If you work as a medical biller, you’re almost certainly familiar with the term “clearinghouse.” But to those looking to get into the field or to transition from front desk work to the billing side of things, knowing the basics behind these organizations can be a valuable asset.
The process begins when the clearinghouse receives a claim and rejects either some or all of the reimbursement based on issues within the claim. It is the biller’s job to correct these issues and resubmit the claim in order to get proper reimbursement. If the errors are never addressed, the claim will wait in limbo in the accounts receivable of the practice, which in turn can cause them to believe that all their claims have gone through.
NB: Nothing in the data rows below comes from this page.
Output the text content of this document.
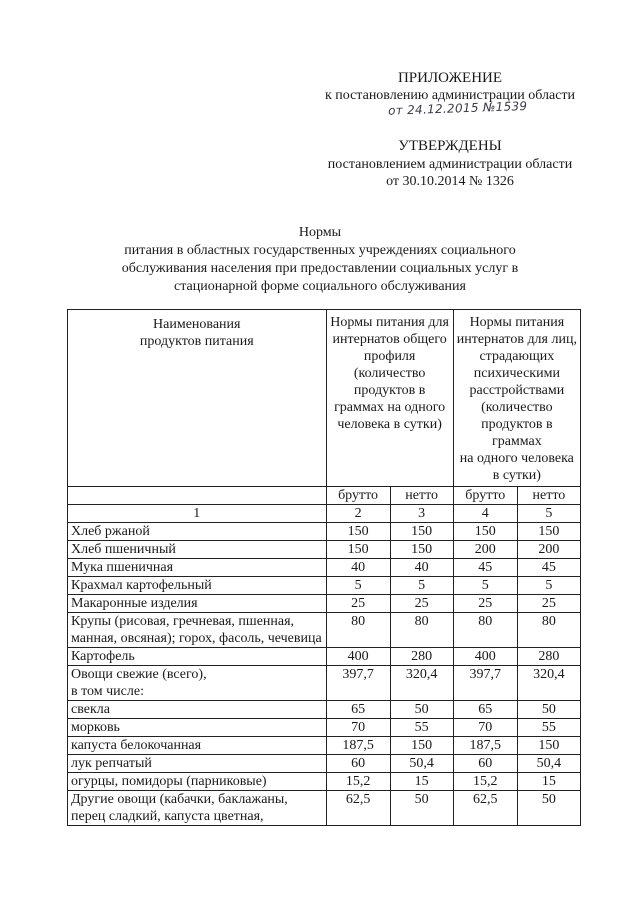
ПРИЛОЖЕНИЕ
к постановлению администрации области
от 24.12.2015 №1539
УТВЕРЖДЕНЫ
постановлением администрации области
от 30.10.2014 № 1326
Нормы
питания в областных государственных учреждениях социального
обслуживания населения при предоставлении социальных услуг в
стационарной форме социального обслуживания
Наименования
продуктов питания	Нормы питания для интернатов общего профиля (количество продуктов в граммах на одного человека в сутки)		Нормы питания интернатов для лиц, страдающих психическими расстройствами (количество продуктов в граммах
на одного человека в сутки)	
	брутто	нетто	брутто	нетто
1	2	3	4	5
Хлеб ржаной	150	150	150	150
Хлеб пшеничный	150	150	200	200
Мука пшеничная	40	40	45	45
Крахмал картофельный	5	5	5	5
Макаронные изделия	25	25	25	25
Крупы (рисовая, гречневая, пшенная, манная, овсяная); горох, фасоль, чечевица	80	80	80	80
Картофель	400	280	400	280
Овощи свежие (всего),
в том числе:	397,7	320,4	397,7	320,4
свекла	65	50	65	50
морковь	70	55	70	55
капуста белокочанная	187,5	150	187,5	150
лук репчатый	60	50,4	60	50,4
огурцы, помидоры (парниковые)	15,2	15	15,2	15
Другие овощи (кабачки, баклажаны, перец сладкий, капуста цветная,	62,5	50	62,5	50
Once the errors in the claim have been amended, the claim should be resubmitted to the clearinghouse. This can cause confusion in a few select cases, as clearinghouses also audit their own work, meaning that it is possible for them to discover that the denial was a mistake and fix it themselves. In most scenarios, however, it will be up to the practice to make whatever changes the clearinghouse insists on. Much of the time, this process takes place electronically, but a few rare clearinghouses may still conduct their business the old-fashioned way on paper. On the opposite end of the spectrum, the best ones will even allow billers to make the changes live by logging into the clearinghouse’s website, but this is far from a common feature yet. Even when billers are able to fix denials this way, they must then go back and update their practice’s file as well.
Though handling denials is never fun, dealing with clearinghouses is an integral part of working as a medical biller. If you have questions about denials or about specific policies, always ask a coworker or contact the clearinghouse directly rather than making assumptions and costing the practice potential money down the road.